Your sister may have always dreamed of motherhood, but the most important part of being a parent — aside from loving a child — is being PRESENT. If your sister is found guilty, she will be absent long after her child’s primary attachments will have formed.
If this doesn’t convince your mother to change her mind, you will have no choice but to accept her decision and consider adopting another child.
P.S. Perhaps your father will understand that what you’re proposing makes sense and will speak on your behalf.
Dear Abby: I’m in my late 20s, single and have no children. I have lived on my own since I was 18. I own my home, my car and have no credit card debt, but my mother refuses to acknowledge me as an adult.
When I do simple chores or cook meals, she acts surprised. She constantly pleads with me to move back home because she insists I can’t take care of myself and refuses to discuss it any further than belittling me.

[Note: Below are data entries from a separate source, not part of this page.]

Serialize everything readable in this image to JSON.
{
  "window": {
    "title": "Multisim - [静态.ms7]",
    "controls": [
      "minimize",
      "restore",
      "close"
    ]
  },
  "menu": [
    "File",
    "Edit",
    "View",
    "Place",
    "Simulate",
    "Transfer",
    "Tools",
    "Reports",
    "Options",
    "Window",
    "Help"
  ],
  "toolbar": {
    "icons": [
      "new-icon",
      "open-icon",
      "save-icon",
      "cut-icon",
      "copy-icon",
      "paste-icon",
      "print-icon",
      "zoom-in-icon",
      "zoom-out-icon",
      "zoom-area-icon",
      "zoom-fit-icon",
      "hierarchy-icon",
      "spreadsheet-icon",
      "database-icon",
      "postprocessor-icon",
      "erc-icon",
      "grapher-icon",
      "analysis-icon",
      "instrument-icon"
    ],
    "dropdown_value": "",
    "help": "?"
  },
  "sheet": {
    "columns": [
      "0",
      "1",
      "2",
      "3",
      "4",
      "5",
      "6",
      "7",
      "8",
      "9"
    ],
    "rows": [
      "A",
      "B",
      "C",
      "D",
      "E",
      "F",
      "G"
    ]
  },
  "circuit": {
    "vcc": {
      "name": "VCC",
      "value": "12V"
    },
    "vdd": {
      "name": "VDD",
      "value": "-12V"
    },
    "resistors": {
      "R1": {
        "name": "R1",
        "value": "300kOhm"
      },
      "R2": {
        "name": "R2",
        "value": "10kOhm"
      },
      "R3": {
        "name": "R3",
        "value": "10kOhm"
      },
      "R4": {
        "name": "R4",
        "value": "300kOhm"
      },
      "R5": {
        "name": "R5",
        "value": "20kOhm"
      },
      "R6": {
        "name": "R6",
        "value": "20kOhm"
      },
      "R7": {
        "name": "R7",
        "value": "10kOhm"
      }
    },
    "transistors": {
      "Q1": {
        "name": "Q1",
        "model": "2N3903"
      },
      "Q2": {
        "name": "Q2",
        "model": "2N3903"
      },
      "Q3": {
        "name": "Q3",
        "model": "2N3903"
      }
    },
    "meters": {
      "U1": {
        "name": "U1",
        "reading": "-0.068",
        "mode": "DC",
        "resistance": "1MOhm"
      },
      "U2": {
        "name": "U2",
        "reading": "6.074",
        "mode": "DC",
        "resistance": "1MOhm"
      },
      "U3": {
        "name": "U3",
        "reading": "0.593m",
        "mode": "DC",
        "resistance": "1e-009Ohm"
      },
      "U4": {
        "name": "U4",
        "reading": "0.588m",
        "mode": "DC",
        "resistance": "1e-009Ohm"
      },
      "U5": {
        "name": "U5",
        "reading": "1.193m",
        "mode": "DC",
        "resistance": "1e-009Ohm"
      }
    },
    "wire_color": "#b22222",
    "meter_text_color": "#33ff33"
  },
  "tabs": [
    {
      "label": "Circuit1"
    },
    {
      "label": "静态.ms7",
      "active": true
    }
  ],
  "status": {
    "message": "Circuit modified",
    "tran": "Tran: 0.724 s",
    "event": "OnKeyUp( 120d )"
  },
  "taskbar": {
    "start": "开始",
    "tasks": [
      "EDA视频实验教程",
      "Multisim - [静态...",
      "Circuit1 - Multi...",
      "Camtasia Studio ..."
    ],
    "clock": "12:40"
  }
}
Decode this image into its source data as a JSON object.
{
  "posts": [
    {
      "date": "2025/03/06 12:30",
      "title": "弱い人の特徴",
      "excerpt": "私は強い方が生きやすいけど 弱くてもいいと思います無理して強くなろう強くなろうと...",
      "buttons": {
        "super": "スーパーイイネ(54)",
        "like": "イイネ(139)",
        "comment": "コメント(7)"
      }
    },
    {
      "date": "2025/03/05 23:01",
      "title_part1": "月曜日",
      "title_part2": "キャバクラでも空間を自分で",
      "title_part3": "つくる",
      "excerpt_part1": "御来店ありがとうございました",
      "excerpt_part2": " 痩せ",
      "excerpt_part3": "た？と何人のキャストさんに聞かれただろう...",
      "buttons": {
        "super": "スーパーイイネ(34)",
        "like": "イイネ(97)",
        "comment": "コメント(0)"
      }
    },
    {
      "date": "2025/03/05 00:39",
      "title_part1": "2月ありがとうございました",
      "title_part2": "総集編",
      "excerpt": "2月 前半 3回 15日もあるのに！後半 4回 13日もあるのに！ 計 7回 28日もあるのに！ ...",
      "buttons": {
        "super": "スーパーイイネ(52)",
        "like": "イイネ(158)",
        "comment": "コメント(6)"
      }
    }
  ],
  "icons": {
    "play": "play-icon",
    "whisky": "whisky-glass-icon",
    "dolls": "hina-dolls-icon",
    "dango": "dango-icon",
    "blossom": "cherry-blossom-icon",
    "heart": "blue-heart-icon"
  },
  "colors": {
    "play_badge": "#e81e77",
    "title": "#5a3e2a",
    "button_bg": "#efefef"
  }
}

My friends say what she’s doing constitutes abuse. I’m not sure I agree, but I do think it is rude and manipulative. How can I deal with her condescending attitude when I’m with her?
At My Wit’s End
Dear Wit’s End: Most parents strive to make their children independent. Your mother may want you home not because you can’t take care of yourself but because she doesn’t want to live alone. I wouldn’t call that abuse but I do consider it to be selfish and self-serving.
You should not sacrifice your lifestyle to live with someone as manipulative as your mother. When she attacks, laugh and deflect her with humor. Assure her that as incompetent as she thinks you are, you’re “muddling through.” And if she persists, point out that if she doesn’t ease up, she’ll be seeing less of you.